Çocuklarla ilgili ihlallerle ya da çocukların karıştığı suçlarla ilgili davalarda uluslararası sözleşmelerde belirtilen çocuğun üstün yararını koruma gibi bir niyet gözetilmediğini ve çocuğun bir yetişkin gibi yargılandığını belirten Çiftçi, bunun çocuklar için hak ihlali olduğunu ifade ediyor. Bu durumun özellikle çocuk istismarı davalarında sık görüldüğünü ve mahkemelerde sanığın haklarının çocuğun haklarının üstünde değerlendirdiği durumlar yaşandığını belirten Çiftçi, “Orada mağdur olan çocuk ve psikolojisidir. Çocuğun hayatı üzerindeki etkilerinin iyi irdelenmesi ve iyi anlaşılması gerekirken biz sadece sanığa odaklanıyoruz.  Aslında şöyle söyleyeyim hem hâkimlerin bakış açıları ile ilgili bir durum hem de her alanda olduğu gibi çocuk dikkate alınmıyor” dedi. Çocuk istismarının artan toplumsal bir sorun halin geldiğini belirten Mahmut Çiftçi, ‘’Bugün sokağa çıktığınız zaman ‘Türkiye’nin en büyük sorunu nedir?’ diye sorduğunuzda büyük ihtimalle ‘işsizlik’ ve ‘terör’ diyeceklerdir. Ama yine 2015 yılı verilerine göre örgüt üyeliğini düzenleyen 314. maddeden açılan dosya sayısı 16 bin. Çocuğun Cinsel istismarı Suçunu düzenleyen Türk Ceza Kanunu’nun 103. maddesinden açılan dosya sayısı ise 17 bin. Bu da durumun vehametini ortaya koymaya yeter.”

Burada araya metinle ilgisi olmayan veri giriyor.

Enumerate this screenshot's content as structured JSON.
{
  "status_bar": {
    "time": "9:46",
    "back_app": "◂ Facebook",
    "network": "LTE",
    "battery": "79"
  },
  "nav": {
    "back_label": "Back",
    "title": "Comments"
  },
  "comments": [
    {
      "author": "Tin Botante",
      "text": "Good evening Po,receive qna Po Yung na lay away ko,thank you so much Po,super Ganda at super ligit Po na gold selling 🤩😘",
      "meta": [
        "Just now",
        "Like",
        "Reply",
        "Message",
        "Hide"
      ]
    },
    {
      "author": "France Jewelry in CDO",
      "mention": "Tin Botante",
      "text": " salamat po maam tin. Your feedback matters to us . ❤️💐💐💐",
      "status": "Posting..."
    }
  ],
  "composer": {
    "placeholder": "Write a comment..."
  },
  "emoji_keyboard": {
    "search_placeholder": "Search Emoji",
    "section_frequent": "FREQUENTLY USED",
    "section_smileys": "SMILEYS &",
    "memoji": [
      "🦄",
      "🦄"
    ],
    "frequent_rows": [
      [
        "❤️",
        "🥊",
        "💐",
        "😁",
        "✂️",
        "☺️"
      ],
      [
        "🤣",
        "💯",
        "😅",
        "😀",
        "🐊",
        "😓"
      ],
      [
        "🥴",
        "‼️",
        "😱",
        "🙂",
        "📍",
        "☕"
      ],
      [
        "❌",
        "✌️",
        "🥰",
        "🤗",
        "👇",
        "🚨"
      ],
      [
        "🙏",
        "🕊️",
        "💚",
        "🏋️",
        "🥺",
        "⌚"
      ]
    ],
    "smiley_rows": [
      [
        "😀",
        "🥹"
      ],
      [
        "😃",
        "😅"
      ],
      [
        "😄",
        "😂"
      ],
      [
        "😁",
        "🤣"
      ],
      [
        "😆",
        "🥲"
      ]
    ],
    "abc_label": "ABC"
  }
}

Merkez olarak çocuk istismarı davalarına yoğunlaştıklarını belirten Mahmut Çiftçi, hukuki engellerin yanı sıra, ailelerin bu davaları kapatmaya çalışmaları gibi sorunlarla uğraştıklarını söylüyor. Bu davaların ülkenin her tarafında yaşanan bir suç tipi olduğunu da belirten Çiftçi, “Bu bir zihniyet meselesidir. Bölge dil, din, cinsiyet ayrımı fark etmiyor. Bu zihniyeti de cezaları arttırarak ya da hadım etme gibi alternatif ceza yöntemlerini deneyerek önüne geçmeniz mümkün değil. Cezanın artırılması ya da indirilmesi değildir. Zihinsel bir mücadele yürütmeniz gerekiyor.  Sorunun kökenine inme anlayışı geliştirmediği sürece maalesef artarak devam edeceğini görüyoruz” diyor.